I have a Python script that processes tennis match data stored in a Pandas DataFrame (tennis_data_processed). Each row represents a single match from 2010 to 2023, including details about the tournament, match, and the two players involved. There’s also a target variable that indicates whether Player1 won (1) or Player1 lost (0).
I’m attempting to add two new features, player1_h2h and player2_h2h, which represents the head-to-head record of players in each match. The idea is to count the number of wins each player has against the other player before the current match.
The code I’ve implemented works well when the target is 1 (indicating Player1 won).
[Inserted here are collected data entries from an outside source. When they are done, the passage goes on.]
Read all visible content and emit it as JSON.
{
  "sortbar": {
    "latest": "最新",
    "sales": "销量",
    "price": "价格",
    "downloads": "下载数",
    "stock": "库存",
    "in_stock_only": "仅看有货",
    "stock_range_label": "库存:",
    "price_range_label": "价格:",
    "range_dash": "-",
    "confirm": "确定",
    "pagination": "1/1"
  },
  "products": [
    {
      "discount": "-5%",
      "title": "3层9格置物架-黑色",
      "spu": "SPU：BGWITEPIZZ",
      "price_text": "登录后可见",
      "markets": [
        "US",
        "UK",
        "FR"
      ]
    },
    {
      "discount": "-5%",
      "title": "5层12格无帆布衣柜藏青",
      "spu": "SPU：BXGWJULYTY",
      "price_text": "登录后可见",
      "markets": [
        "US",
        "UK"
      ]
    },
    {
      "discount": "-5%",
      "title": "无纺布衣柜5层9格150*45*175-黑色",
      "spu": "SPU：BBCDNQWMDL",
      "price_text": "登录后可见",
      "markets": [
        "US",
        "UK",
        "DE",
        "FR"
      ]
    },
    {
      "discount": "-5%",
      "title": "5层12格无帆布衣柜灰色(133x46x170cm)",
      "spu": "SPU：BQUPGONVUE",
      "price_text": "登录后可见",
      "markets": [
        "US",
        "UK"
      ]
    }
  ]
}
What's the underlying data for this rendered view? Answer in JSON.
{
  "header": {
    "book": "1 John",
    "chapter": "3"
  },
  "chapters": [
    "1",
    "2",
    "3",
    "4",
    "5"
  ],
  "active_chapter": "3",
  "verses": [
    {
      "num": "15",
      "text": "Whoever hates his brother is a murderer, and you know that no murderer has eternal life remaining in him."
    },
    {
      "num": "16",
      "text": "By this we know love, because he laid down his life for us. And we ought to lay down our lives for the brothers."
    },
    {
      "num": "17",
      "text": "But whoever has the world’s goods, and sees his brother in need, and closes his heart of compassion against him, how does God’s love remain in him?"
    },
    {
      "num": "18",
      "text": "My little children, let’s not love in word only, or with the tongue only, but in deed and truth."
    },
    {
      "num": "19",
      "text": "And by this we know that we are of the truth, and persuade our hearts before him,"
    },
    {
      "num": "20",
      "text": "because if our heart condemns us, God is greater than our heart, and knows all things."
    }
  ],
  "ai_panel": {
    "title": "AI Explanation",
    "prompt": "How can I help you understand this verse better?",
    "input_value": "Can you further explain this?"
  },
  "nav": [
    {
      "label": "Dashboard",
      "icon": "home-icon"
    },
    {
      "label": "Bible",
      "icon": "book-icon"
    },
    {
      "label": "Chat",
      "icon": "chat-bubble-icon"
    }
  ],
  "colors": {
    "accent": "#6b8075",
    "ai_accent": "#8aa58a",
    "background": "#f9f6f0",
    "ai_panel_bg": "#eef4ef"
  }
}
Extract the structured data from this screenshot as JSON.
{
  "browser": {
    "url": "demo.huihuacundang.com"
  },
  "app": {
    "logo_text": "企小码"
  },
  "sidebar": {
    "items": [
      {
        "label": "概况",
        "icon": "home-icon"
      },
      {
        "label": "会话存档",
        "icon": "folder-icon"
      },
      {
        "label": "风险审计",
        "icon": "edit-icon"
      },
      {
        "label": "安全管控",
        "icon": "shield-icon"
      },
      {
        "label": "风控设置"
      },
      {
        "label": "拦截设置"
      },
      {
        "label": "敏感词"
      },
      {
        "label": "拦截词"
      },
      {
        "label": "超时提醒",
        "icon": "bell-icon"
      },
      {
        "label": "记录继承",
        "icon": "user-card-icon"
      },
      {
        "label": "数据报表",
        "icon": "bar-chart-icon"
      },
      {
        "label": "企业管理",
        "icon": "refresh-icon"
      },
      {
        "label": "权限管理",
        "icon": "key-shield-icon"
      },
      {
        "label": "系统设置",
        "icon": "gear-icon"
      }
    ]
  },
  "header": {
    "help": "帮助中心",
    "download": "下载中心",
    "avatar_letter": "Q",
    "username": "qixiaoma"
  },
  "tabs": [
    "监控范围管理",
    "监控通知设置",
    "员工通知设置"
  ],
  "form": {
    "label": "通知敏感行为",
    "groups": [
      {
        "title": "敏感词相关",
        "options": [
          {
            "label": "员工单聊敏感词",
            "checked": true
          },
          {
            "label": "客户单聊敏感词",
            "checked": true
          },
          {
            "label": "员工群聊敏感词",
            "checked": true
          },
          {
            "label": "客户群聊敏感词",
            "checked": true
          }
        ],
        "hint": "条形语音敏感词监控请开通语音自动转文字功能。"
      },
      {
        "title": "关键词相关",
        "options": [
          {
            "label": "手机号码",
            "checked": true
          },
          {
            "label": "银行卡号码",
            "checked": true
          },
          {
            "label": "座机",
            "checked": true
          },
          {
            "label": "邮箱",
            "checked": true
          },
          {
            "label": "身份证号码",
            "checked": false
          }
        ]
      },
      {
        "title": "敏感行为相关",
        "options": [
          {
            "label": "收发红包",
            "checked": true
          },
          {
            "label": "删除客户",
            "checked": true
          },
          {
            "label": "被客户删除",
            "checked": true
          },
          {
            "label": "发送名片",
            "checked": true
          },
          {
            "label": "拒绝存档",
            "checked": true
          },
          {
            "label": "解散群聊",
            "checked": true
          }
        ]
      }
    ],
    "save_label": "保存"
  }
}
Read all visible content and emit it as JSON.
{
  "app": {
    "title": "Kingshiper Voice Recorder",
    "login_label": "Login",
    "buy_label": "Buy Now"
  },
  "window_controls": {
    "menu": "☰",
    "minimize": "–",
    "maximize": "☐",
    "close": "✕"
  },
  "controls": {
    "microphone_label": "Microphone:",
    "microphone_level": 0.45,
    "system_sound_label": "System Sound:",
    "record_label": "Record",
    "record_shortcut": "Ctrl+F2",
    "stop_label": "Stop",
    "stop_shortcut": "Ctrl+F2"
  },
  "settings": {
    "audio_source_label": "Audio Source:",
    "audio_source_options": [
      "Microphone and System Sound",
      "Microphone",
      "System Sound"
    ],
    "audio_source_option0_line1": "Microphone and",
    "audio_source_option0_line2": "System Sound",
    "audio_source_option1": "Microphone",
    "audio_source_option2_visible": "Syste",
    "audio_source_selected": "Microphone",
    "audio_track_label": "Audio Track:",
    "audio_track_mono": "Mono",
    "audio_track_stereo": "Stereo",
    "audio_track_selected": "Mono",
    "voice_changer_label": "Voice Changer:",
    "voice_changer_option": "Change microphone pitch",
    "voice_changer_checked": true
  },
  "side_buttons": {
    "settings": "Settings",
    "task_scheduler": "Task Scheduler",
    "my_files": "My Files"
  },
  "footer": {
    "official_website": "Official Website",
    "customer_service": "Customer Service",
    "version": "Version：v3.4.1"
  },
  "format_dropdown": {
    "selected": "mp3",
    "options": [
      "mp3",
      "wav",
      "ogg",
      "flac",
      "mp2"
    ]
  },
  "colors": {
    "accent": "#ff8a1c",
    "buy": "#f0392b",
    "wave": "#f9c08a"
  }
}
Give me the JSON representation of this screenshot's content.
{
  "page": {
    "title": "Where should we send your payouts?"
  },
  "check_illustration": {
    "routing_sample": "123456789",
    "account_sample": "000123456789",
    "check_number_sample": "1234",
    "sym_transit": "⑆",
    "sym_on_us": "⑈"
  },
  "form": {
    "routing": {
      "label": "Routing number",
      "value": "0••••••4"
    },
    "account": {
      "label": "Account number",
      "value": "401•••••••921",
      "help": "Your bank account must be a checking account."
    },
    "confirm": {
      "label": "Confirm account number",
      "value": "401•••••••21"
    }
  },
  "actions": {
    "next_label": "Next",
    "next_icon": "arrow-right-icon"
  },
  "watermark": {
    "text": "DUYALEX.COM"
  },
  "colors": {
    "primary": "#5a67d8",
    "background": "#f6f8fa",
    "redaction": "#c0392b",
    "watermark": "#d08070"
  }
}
However, there’s an issue when the target is 0 (indicating Player1 lost and therefore player2 won). In this case, the head-to-head record is not updating correctly for the subsequent match, as it adds the win to the player that lost.
The table I have before trying to create the h2h features is:
tourney_date | player1_id | player2_id | target |
---|---|---|---|
2012-01-16 | A | B | 1 |
2012-01-16 | C | D | 0 |
2012-03-27 | B | A | 1 |
2012-03-27 | D | C | 0 |
2012-04-29 | A | B | 1 |
The table i want as a result (I’ll show what it should look like for a head-to-head between two specific players, but it should be done for all matches):
tourney_date | player1_id | player2_id | target | player1_h2h | player2_h2h |
---|---|---|---|---|---|
2012-01-16 | A | B | 0 | 0 | 0 |
2012-01-27 | A | B | 0 | 0 | 1 |
2012-03-14 | B | A | 1 | 2 | 0 |
2015-01-20 | A | B | 0 | 0 | 3 |
2020-10-07 | B | A | 1 | 1 | 3 |
2020-10-15 | A | B | 1 | 3 | 2 |
To do this I have the following code:
def calculate_head2head(row, player1_col, player2_col, target_col):
# Identify player1 and player2 based on the target
player1_id = row[player1_col] if row[target_col] == 1 else row[player2_col]
player2_id = row[player2_col] if row[target_col] == 1 else row[player1_col]
# Identify the player who won in the previous row
prev_target = 1 - row[target_col] # Switch 1 to 0 and vice versa
prev_won_player_id = row[player2_col] if prev_target == 1 else row[player1_col]
# Filter relevant matches for head-to-head calculation
matches = tennis_data_processed[
((tennis_data_processed[player1_col] == player1_id) & (tennis_data_processed[player2_col] == player2_id)) |
((tennis_data_processed[player1_col] == player2_id) & (tennis_data_processed[player2_col] == player1_id))
]
# Count the number of wins for the players
player1_wins = matches[(matches[target_col] == 1) & (matches['tourney_date'] < row['tourney_date'])].shape[0]
player2_wins = matches[(matches[target_col] == 0) & (matches['tourney_date'] < row['tourney_date'])].shape[0]
# Adjust wins if player1 is now in player2 column
if row[target_col] == 0:
player1_wins, player2_wins = player2_wins, player1_wins
prev_won_player_id = player2_id # Update the previous winner to player2
prev_matches = tennis_data_processed.loc[
(tennis_data_processed.index < row.name) &
(tennis_data_processed[target_col] == prev_target)
].sort_values(by='tourney_date', ascending=False)
if not prev_matches.empty:
if row['tourney_date'] > prev_matches.iloc[0]['tourney_date']:
if prev_target == 0:
player2_wins += 1
else:
player1_wins += 1
return player1_wins, player2_wins
# Apply the function row-wise to calculate head-to-head records
tennis_data_processed[['player1_h2h', 'player2_h2h']] = tennis_data_processed.apply(
lambda row: calculate_head2head(row, 'player1_id', 'player2_id', 'target'),
axis=1,
result_type="expand"
)
But with this code the resulting DataFrame is:
tourney_date | player1_id | player2_id | target | player1_h2h | player2_h2h |
---|---|---|---|---|---|
2012-01-16 | A | B | 0 | 0 | 0 |
2012-01-27 | A | B | 0 | 1 | 0 |
2012-03-14 | B | A | 1 | 0 | 2 |
2015-01-20 | A | B | 0 | 2 | 1 |
2020-10-07 | B | A | 1 | 1 | 3 |
2020-10-15 | A | B | 1 | 4 | 1 |
With my code, when the target is 0 (indicating Player1 lost and therefore player2 won)the head-to-head record is beeing updated to the player that lost the previous match. And when target is 1, it adds the win to the correct player.